Wenger also had to endure a rough ride from Arsenal supporters at last week’s shareholders’ forum. It is understood the Arsenal board has always sought to keep to the line that there is money available to spend on players because it is concerned that disillusionment among fans would strengthen the hand of Alisher Usmanov, the Uzbek billionaire who owns 25 per cent of the club and has promised large investment in the past.
Kroenke, who owns sport franchises in America including the NBA’s Denver Nuggets, owns 28.3 per cent of the club having bought shares from Fiszman and the Carr family, the latter last month. He endorses Fiszman’s view that the club can survive without a major benefactor and Wenger himself has rallied against what he perceives as “financial doping”.

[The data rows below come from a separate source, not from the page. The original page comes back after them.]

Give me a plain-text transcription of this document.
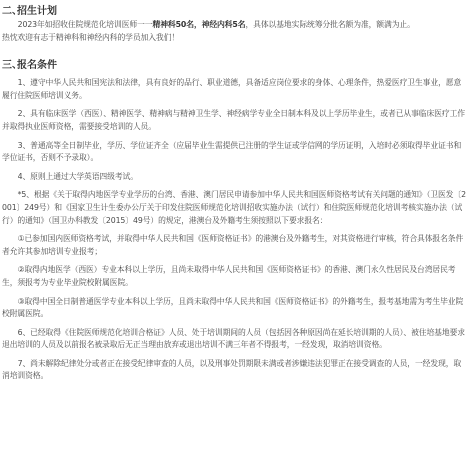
二、
招生计划

2023年如招收住院规范化培训医师一一精神科50名，神经内科5名，具体以基地实际统筹分批名额为准，额满为止。

热忱欢迎有志于精神科和神经内科的学员加入我们！

三、
报名条件

1、遵守中华人民共和国宪法和法律，具有良好的品行、职业道德，具备适应岗位要求的身体、心理条件，热爱医疗卫生事业，愿意履行住院医师培训义务。

2、具有临床医学（西医）、精神医学、精神病与精神卫生学、神经病学专业全日制本科及以上学历毕业生，或者已从事临床医疗工作并取得执业医师资格，需要接受培训的人员。

3、普通高等全日制毕业，学历、学位证齐全（应届毕业生需提供已注册的学生证或学信网的学历证明，入培时必须取得毕业证书和学位证书，否则不予录取）。

4、原则上通过大学英语四级考试。

*5、根据《关于取得内地医学专业学历的台湾、香港、澳门居民申请参加中华人民共和国医师资格考试有关问题的通知》（卫医发〔2001〕249号）和《国家卫生计生委办公厅关于印发住院医师规范化培训招收实施办法（试行）和住院医师规范化培训考核实施办法（试行）的通知》（国卫办科教发〔2015〕49号）的规定，港澳台及外籍考生须按照以下要求报名：

①已参加国内医师资格考试，并取得中华人民共和国《医师资格证书》的港澳台及外籍考生，对其资格进行审核，符合具体报名条件者允许其参加培训专业报考；

②取得内地医学（西医）专业本科以上学历，且尚未取得中华人民共和国《医师资格证书》的香港、澳门永久性居民及台湾居民考生，须报考为专业毕业院校附属医院。

③取得中国全日制普通医学专业本科以上学历，且尚未取得中华人民共和国《医师资格证书》的外籍考生，报考基地需为考生毕业院校附属医院。

6、已经取得《住院医师规范化培训合格证》人员、处于培训期间的人员（包括因各种原因尚在延长培训期的人员）、被住培基地要求退出培训的人员及以前报名被录取后无正当理由放弃或退出培训不满三年者不得报考，一经发现，取消培训资格。

7、尚未解除纪律处分或者正在接受纪律审查的人员，以及刑事处罚期限未满或者涉嫌违法犯罪正在接受调查的人员，一经发现，取消培训资格。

However, the Arsenal manager is now facing his most severe financial restraints. The midfielder Samir Nasri, signed last summer by Wenger, said yesterday that there was “no question” of his manager leaving. Nasri said: “I know that he still has a project for two years and he is counting on allowing Arsenal to rediscover its glorious past.”
Huzzah. Not for Arsenal, or for the good of English football, but for us in our quest to hang onto Brede Hangeland.
Our possible European qualification may move the goalposts slightly, but good sources reckon that Fulham are expecting to have to deal with some pretty persuasive bids for Hangeland over the summer. The thinking is that we’ll do what we can to keep him, but if a big club comes in with a silly offer it’s going to be hard to say no. Now, we can all gnash our teeth and complain about not having ambition and being a selling club, but in the really real world things aren’t that simple and if a player gets an offer to improve his career and if a club gets offered serious money that player’s probably on his way. You’d hope that with Hangeland and Hodgson things might be different, but we can’t really know.
The point of all this is that I’d assumed Arsenal to be a bidder. Never have I seen a club who need a centre-back so badly, and the fact(s) that Hangeland is road tested, not frightened of having the ball at his feet, of a cerebral bent and (most importantly) of sufficient quality, had made me assume that Arsene would be lurking around Roy’s office as soon as the season finishes with a blank cheque, a nice bottle of wine and a Balzac first edition.
But perhaps not. If Arsenal have no money I can rest easy. Manchester United don’t need Hangeland; Chelsea wouldn’t happen; Liverpool would be interesting and the other club I worry about, but would he play regularly there? That just brings us down to Villa, who would surely want him, Man City, who could offer money but little else, and Spurs, who will surely ask (Hangeland was dominant in our win over Spurs at the Cottage) but will surely be told “no”. The latter clubs aren’t really a big enough step up to justify leaving the good thing we have here anyway. So perhaps we’re safe after all.
Two more things:
Adam’s got some more good stuff up at This is American Soccer. One of my ideas is to form some sort of inner-city football world. I have no idea how this might be pulled off, but I like the look of this Pier 40 place.
Also, great forgotten albums of recent years: Screaming Trees, Dust. This is from about 1996, which I remember well because Hade and I had just got together and (she) drove all the way to Glasgow for T-In The Park, where we saw all kinds of great music and had lots of noodles tipped on our tent while we slept. I listened to this album a lot at the time. Music and memories, eh?